Les innovations dans notre système scolaire ne peuvent se contenter de mesures structurelles. Au contraire elles remettent en question l’essence même de ce qui fait notre travail au quotidien :
- la place de l’enfant dans la classe, à travers l’émergence de ses modes d’expression et de sa personnalité ;
- la place du savoir, non plus conçu comme accumulation de connaissances sans lien entre elles, mais bien comme appropriation par l’enfant/élève ;
- le rôle déterminant du groupe, par la mise en place de la coopération dans la classe, dans l’école mais aussi par l’élaboration d’un patrimoine culturel communautaire ;
- les rôles et la part du maître dans ce processus…
La précipitation dans laquelle se sont effectuées certaines ouvertures d’établissements innovants, l’absence de mode d’emploi ou de cahier des charges précis ont souvent handicapé la mise en œuvre des projets. Les freins locaux (collectivités locales, hiérarchie intermédiaire) avaient été sous estimés.
Travailler en équipe, s’investir dans une véritable démarche collective, demande de s’inscrire dans la durée. Aussi pour tous ces projets, devenus réalité ou sur le point d’aboutir, il reste à obtenir une reconnaissance institutionnelle qui puisse assurer la pérennité des équipes bien au-delà d’échéances électorales.
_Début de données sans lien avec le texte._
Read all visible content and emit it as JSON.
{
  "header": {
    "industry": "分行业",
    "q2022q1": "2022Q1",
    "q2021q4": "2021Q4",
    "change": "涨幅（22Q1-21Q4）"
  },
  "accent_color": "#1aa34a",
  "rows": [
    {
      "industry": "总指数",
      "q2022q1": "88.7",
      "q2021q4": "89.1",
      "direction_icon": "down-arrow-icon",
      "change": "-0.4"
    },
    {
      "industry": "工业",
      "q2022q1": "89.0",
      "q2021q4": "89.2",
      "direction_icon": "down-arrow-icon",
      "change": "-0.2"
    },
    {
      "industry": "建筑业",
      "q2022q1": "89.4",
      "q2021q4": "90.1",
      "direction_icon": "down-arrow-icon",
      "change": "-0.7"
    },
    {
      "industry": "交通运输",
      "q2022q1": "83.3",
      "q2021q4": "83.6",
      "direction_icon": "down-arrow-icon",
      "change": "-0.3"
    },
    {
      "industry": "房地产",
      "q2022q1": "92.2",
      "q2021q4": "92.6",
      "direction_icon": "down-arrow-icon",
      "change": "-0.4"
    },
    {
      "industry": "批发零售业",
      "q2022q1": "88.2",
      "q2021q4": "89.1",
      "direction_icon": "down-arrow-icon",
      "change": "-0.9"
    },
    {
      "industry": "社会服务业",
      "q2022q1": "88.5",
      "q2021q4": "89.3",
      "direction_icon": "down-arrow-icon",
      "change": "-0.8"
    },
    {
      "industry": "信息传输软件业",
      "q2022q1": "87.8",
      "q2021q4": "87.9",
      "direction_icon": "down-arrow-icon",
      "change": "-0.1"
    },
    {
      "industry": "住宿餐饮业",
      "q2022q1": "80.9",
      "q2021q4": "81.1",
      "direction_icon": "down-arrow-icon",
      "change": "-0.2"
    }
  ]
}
Il est indispensable que les expériences innovantes bénéficient, dans le cadre d’un «contrat d’innovation», de postes à contraintes particulières permettant de recruter des enseignants de manière claire et transparente, afin d’assurer leur maintien dans le temps.
Ces expériences sont très formatrices pour les enseignants qui les vivent. Le rôle de l’équipe coopérative comme lieu de formation n’est plus à démontrer.
Mais innover ou travailler autrement, nécessite une formation qui n’est dispensée nulle part. Les mouvements pédagogiques, les réseaux qui se forment, constituent des lieux efficients de coformation pour les enseignants impliqués. Mais cela ne saurait suffire.
L’institution doit enfin reconnaître cette coformation et en donner les moyens : temps pour échanger entre équipes, pour confronter les pratiques, pour construire et expérimenter de nouveaux outils, pour ouvrir la voie à de réelles démarches d’appropriation du savoir par les enfants…
La voie unique initiée depuis les prémices de l’Ecole a montré ses limites (échec scolaire, violence à l’école, démobilisation des acteurs de l’école…). La formation des enseignants est devenue essentielle en vue de reposer les questions de l’Ecole aujourd’hui : quelles pratiques pédagogiques face à l’hétérogénéité des élèves et des groupes-classes, quelles pratiques éducatives face à la montée des réactions hostiles à l’école, quelle organisation du travail en équipe, quelle coopération face à l’isolement et aux difficultés nouvelles des enseignants …
Pour cela notre mouvement est prêt à s’associer aux actions de formation initiale et continue dans les IUFM avec un statut de « Formateur collectif associé » dont le cadre reste à définir.